Institutional Level:

  • Establish an institutional framework for dispute resolution
  • Promote participation in labour relations, in turn establishing a mechanism to share gains from improved productivity

Enterprise Level:

  • Strengthen capacity of businesses to improve their operations and to interact effectively with other businesses
  • Develop a framework for implementing the Declaration
  • Helping establish national productivity organisations in all Member States by 2001, ensuring key stakeholders are involved
  • Establishing a mechanism for cooperating and sharing information with other parties
  • Monitoring productivity through collecting statistics on growth and setting benchmarks for improvement.

Recent Improvements

The SADC Member States of South Africa, Mauritius, and Seychelles have already made significant gains toward international competitiveness, placing highest in the region on 2012-2013’s World Economic Forum Global Competitiveness Report. Other Member States are also improving. The World Bank’s 2012 Doing Business Report for the SADC region cites that the Democratic Republic of Congo has reduced the time required to complete company registration and obtain a national identification number. Likewise, Madagascar has eliminated the minimum capital requirement for starting a new business and South Africa has implemented a new company law, which removed the requirement to reserve a company name and simplified incorporation documents.

Despite good progress, the 2012 Doing Business Report shows that business procedures remain uneven throughout the region. While it takes only six days to start a new business in Mauritius, it takes up to 90 days in Zimbabwe. Likewise, the cost to start a new business (as a percentage of income) is 0.3 % in South Africa, but 551.4 % in Democratic Republic in Congo. It takes just 16 days to register property in Botswana, but 184 days in Angola. These variations harm the competitiveness of the region as a whole. For this reason, SADC is dedicated to working with its Member States to reduce these barriers, thereby increasing the economic productivity of the region.

Strategic Plan to Increase Productivity and Competitiveness

In addition to the Declaration on Productivity, SADC activities are also driven strategic plans such as the Regional Indicative Strategic Development Plan that aims to increase the productivity and competitiveness of industries in the SADC region.

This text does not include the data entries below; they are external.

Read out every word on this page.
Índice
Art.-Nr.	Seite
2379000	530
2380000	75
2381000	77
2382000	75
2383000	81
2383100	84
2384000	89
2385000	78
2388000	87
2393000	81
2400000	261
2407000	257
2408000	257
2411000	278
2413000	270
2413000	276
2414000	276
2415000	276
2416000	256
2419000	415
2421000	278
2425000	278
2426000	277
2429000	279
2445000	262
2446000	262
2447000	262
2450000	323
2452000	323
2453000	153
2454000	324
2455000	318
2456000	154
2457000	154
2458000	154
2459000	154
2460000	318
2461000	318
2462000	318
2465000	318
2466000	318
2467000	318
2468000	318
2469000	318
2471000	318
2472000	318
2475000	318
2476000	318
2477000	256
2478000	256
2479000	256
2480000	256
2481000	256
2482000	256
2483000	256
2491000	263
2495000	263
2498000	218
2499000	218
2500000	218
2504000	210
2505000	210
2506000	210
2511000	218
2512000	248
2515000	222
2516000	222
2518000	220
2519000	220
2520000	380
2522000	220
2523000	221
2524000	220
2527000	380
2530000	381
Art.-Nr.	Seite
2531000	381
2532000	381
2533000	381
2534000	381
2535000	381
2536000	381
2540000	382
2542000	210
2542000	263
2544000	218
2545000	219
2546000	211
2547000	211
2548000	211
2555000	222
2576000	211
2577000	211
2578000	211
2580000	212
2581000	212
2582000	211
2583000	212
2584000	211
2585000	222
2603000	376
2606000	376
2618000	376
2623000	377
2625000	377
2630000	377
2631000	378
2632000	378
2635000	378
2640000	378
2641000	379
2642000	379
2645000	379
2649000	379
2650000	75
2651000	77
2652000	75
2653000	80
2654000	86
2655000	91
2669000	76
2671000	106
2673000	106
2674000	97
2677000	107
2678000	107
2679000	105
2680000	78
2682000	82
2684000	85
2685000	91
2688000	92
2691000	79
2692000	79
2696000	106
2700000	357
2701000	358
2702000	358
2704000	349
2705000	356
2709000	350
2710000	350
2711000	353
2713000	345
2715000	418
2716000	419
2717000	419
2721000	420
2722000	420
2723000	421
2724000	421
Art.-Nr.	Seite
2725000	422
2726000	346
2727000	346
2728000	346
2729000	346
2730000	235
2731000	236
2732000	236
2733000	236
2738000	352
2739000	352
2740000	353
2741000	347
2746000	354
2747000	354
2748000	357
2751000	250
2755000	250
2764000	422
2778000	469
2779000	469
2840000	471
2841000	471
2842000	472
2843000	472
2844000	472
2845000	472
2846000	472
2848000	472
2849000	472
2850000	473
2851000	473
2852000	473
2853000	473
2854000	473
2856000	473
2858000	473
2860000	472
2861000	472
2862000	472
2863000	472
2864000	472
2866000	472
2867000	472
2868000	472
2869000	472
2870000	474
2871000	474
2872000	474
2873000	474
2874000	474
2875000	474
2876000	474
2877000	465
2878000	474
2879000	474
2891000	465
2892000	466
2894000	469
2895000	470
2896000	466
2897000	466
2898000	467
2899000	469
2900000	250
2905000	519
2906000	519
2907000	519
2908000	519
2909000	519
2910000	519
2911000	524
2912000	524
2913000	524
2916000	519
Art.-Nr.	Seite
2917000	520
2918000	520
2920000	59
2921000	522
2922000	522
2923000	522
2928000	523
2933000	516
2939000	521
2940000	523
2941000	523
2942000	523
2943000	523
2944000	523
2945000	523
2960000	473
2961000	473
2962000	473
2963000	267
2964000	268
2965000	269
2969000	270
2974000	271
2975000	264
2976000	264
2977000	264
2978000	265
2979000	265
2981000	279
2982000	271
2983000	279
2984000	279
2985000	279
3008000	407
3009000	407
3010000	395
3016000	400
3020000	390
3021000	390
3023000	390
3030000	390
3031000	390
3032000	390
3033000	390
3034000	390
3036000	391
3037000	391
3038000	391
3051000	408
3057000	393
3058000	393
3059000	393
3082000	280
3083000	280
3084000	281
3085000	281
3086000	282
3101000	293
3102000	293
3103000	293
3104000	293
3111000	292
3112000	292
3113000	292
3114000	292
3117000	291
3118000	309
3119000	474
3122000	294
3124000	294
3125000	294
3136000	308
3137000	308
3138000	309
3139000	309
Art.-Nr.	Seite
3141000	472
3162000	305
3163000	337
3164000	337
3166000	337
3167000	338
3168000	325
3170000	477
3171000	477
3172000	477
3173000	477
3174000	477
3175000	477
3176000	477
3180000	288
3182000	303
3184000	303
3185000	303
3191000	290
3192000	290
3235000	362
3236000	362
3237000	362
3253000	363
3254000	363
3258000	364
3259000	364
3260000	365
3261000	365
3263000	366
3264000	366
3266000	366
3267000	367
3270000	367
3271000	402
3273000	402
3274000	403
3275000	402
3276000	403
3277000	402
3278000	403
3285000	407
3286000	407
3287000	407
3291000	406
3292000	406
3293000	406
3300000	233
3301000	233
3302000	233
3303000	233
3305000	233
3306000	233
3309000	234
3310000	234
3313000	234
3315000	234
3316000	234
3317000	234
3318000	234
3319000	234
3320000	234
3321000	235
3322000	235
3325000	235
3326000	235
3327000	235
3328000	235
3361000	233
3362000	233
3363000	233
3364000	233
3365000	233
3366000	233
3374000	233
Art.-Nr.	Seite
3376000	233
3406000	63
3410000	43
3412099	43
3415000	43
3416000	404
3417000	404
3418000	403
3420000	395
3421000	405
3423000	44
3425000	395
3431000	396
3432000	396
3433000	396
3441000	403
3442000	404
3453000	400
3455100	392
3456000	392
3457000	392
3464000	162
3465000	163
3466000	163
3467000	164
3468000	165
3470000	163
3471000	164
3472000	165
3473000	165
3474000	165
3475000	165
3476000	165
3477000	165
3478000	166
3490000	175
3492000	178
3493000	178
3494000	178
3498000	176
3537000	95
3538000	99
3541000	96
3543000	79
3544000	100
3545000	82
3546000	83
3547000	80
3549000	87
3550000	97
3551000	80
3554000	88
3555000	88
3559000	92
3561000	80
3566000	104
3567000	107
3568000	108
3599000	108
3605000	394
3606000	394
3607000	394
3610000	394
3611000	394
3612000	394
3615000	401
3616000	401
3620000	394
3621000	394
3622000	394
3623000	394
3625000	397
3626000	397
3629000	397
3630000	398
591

The Regional Indicative Strategic Development Plan notes that fixing supply-side problems is essential to improve productivity in the region and to ease the impact the Free Trade Area has on less-developed Member States that rely on tariffs. The Regional Indicative Strategic Development Plan also recommends Member States focus on promoting entrepreneurship, especially among women; and on expanding technology as a means to improving productivity in the industry, mining, tourism, and agriculture sectors.

Infrastructure issues also directly impact the effectiveness of industry, especially as most of the population of the SADC region live in rural areas. The Regional Indicative Strategic Development Plan advises Member States to liberalise road, air, sea, and rail transport to foster an integrated network of infrastructure that links rural communities with markets.

In order to monitor gains in productivity, SADC launched an annual Competitiveness and Business Climate Survey in 2003. These surveys are followed by a Biennial Business Forum, in which participating delegates are able to discuss plans to increase productivity and competitiveness of the region at large.